I'm testing Voicebox via Knowledge kits. I'm wondering how did you define the number of example queries that the user must create in order to enhance the accuracy of Voicebox? In the documentation, you state that the minimum number of queries is 100, but for best accuracy, 500 queries per database is recommended.
Shouldn't the number of queries be purely relative to the complexity of the data model? If I have a very simple data model, 500 queries seems a bit overkill. On the other hand, if I have a complex data model, 500 queries may be an underestimation.
If Voicebox uses the stored queries as few-shot examples in LLM prompts, how are the "correct" stored queries selected as the few-shot examples? I assume not all queries are given as a context for the LLM.
Finally, I'm wondering whether it's possible to automate the generation of the example queries or does the user need to manually create each query.

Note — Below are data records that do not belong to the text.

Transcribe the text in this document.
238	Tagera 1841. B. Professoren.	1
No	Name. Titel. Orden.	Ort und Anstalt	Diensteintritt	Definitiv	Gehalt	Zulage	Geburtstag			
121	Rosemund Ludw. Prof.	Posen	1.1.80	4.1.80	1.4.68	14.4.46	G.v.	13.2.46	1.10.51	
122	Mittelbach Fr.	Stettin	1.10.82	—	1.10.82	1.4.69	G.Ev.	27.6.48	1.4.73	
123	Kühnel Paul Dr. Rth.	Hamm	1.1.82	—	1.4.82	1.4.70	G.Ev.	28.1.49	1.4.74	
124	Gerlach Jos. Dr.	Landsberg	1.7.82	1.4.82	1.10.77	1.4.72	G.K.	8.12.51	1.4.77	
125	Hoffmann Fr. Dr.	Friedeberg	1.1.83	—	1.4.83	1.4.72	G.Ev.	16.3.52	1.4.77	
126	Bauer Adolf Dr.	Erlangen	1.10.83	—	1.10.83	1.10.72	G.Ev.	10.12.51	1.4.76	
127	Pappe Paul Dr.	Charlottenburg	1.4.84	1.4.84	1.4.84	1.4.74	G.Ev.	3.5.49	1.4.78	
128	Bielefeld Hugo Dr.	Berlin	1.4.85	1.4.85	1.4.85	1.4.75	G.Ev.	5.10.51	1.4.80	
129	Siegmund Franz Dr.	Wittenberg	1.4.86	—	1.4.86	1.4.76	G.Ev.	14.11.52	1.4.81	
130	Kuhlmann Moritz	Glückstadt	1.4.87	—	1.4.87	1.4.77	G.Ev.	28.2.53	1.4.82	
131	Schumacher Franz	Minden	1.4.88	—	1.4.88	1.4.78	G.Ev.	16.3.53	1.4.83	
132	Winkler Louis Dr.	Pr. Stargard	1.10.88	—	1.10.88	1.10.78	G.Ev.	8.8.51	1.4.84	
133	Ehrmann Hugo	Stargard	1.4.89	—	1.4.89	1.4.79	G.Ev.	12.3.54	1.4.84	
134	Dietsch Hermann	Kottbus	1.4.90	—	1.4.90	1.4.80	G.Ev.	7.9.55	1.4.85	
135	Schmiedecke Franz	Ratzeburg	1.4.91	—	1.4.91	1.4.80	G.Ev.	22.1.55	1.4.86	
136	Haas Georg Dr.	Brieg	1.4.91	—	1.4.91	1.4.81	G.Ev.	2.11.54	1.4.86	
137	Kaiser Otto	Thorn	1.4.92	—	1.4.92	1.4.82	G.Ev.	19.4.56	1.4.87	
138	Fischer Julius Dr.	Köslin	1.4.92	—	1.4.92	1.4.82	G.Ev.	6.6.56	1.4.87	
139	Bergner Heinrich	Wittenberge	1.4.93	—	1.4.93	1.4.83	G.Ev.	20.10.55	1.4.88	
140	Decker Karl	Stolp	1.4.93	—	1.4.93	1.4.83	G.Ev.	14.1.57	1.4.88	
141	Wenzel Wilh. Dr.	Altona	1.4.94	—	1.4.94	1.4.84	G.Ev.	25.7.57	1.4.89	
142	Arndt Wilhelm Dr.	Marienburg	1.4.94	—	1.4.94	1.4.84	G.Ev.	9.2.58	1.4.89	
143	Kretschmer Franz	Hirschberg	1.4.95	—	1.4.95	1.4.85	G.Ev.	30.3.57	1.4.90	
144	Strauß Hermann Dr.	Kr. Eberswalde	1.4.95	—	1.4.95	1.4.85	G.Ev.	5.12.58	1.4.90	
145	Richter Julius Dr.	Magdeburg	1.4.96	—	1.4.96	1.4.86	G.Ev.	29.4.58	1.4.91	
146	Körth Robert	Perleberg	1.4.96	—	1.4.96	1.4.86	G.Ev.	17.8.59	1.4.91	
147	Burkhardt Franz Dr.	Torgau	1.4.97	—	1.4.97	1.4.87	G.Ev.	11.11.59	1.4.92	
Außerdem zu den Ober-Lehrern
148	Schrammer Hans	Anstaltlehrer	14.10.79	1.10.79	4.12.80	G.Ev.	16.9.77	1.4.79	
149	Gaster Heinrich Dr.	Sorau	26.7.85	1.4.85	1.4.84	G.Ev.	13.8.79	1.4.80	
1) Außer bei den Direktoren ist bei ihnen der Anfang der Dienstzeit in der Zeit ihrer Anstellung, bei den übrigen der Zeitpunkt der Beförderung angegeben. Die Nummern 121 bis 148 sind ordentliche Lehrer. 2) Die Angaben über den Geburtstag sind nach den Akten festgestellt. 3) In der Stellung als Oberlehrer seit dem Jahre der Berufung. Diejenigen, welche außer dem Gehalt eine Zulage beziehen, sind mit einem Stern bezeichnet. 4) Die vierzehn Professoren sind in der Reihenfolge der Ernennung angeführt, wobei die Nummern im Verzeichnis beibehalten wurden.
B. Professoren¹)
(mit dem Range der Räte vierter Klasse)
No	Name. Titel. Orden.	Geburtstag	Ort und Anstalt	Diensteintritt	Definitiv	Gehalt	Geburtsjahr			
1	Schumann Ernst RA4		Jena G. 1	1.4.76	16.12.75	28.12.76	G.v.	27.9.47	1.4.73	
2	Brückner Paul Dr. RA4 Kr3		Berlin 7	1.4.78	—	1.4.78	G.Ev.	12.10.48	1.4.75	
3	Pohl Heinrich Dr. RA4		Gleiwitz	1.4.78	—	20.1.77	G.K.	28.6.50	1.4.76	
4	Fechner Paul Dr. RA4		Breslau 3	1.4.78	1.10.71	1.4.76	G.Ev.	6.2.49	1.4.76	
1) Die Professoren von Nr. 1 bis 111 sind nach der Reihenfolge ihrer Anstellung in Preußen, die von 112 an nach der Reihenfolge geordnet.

You are absolutely right that the number of questions depend on the data model complexity as well as the kind of questions relevant for the use case. The numbers we mention in the documentation are general guidance and are not hard requirements.
We support auto-generating example queries. The number of queries we auto generate is adjusted based on the data model size. See more details in our docs about this:
Once you publish your data model, example stored queries will be created automatically for you. You will be notified via email when these examples are ready. In order to generate example queries, Voicebox will inspect the instance data within the database. If you are publishing your data model in Designer with associated CSV files, no further action is needed. If you would like to import the instance data using other means, you can publish your data model again after the data is imported for the examples to be recreated again.
With respect to selection of few-shot examples, when Voicebox example questions are added they are indexed automatically with vector embeddings. Then Stardog's semantic search capability is used to detect which examples are relevant for the user question based on semantic similarity.